The minimalist production is peppered with delicious moments of black humour. Charlie’s first victim was a store clerk. He was trying to buy a teddy bear for Caril on credit, since he didn’t have enough cash, but the clerk refuses to let him, saying he is a freak. When Caril disapproves of the murder, Charlie says his actions prove the lengths to which he is willing to go for her. “Well, do you have it?” Caril asked expectantly of the teddy bear. “Have what?” said Charlie.

“It was just brutal to see how Charlie went from rage to confusion to love so suddenly,” says Jane Edler-Davis, a professional musican, who attended the production. Charlie is rejected by the world and tormented by a ‘death feeling’ that seems to sum up his unexpressed aggression at the world. One day he snaps and starts killing people, which he claims proves his love for young Caril. “It’s the only thing as real as our love, Charlie says in reference to committing murder. “Charlie spoke like an evangelical preacher when he talked about why he did it,” said audience member, Hermann Edler, who is a local artist and art designer.

The music in Love Kills is real bona fide rock performed by a ready-made band: The Party on High Street. It is reminiscent of American Idiot and its roster of Green Day songs. Without a single page of music, nor a conductor, the rock trio was satisfyingly tight. Unfortunately, the bass guitar was too quiet, which sometimes prevented the music from sounding as full as it could have been. Each song turned the show into a rock concert complete with robotic stage lights and lead vocalists who passionately gripped their SM58 microphones. The punk-influenced music, called “emo,” is a well-matched conduit for the many conflicted emotions of the young rebels. It didn’t seem as well-matched, however, for the two older characters.

The music was effective and well-executed, but Jevne’s staging for the songs was awkward, requiring the players to remove themselves from the scene once the music started, then traipse upstage to front the band. “We tried to think about staging it more as traditional musical theatre,” said Jevne, “but the script is not written well for that – and while it didn’t work 100 percent staging it this way, it would have been much worse the other.
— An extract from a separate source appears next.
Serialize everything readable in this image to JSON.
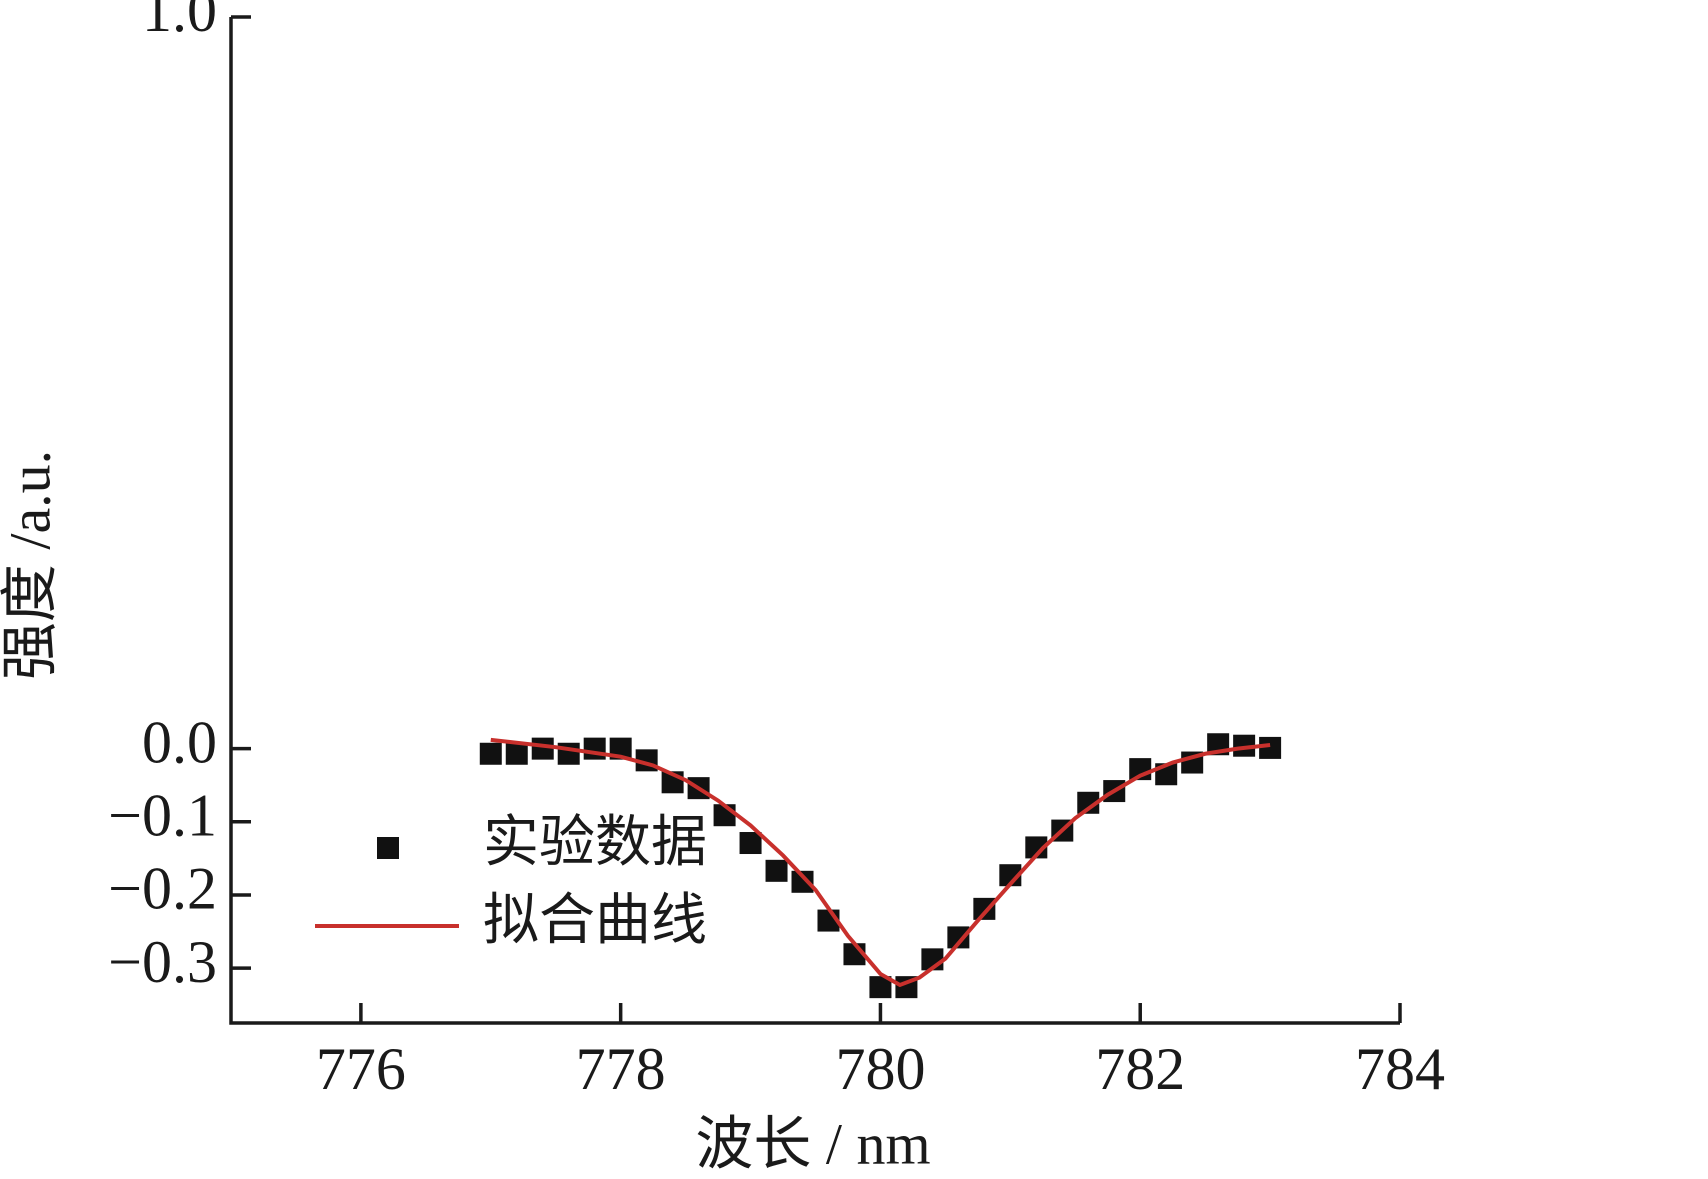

So we just decided to have fun with the songs, and remove them from the reality of the drama. More like other people singing about themes in the play.”

The real-life Charlie and Caril may have been different from the fictional versions presented in Love Kills. “Charlie in the play was not a sociopath,” said Bailey. “He probably would have turned out fine if he had the right love and care.” The sympathetic presentation of Charlie offers the audience a possible explanation for unimaginable events.

These historic murders can be seen as an extreme example of the transitional angst of America as it broke free from strict social confines of the 1950’s in favour of freedom of expression in the 1960’s. These years saw the emergence of the teenage identity that rejected authority, greased back its hair, watched Rebel Without a Cause, and felt entitled to whatever it fancied.

Love Kills points to Starkweather and Fugate’s sad circumstances and defective homes as the explanation for their shocking acts of violence. “[The play] doesn’t excuse them at all,” said Jevne, “but it does try to shed some light [on] why we as a society need to make sure children are loved and taken care of, and learn empathy at a young age.”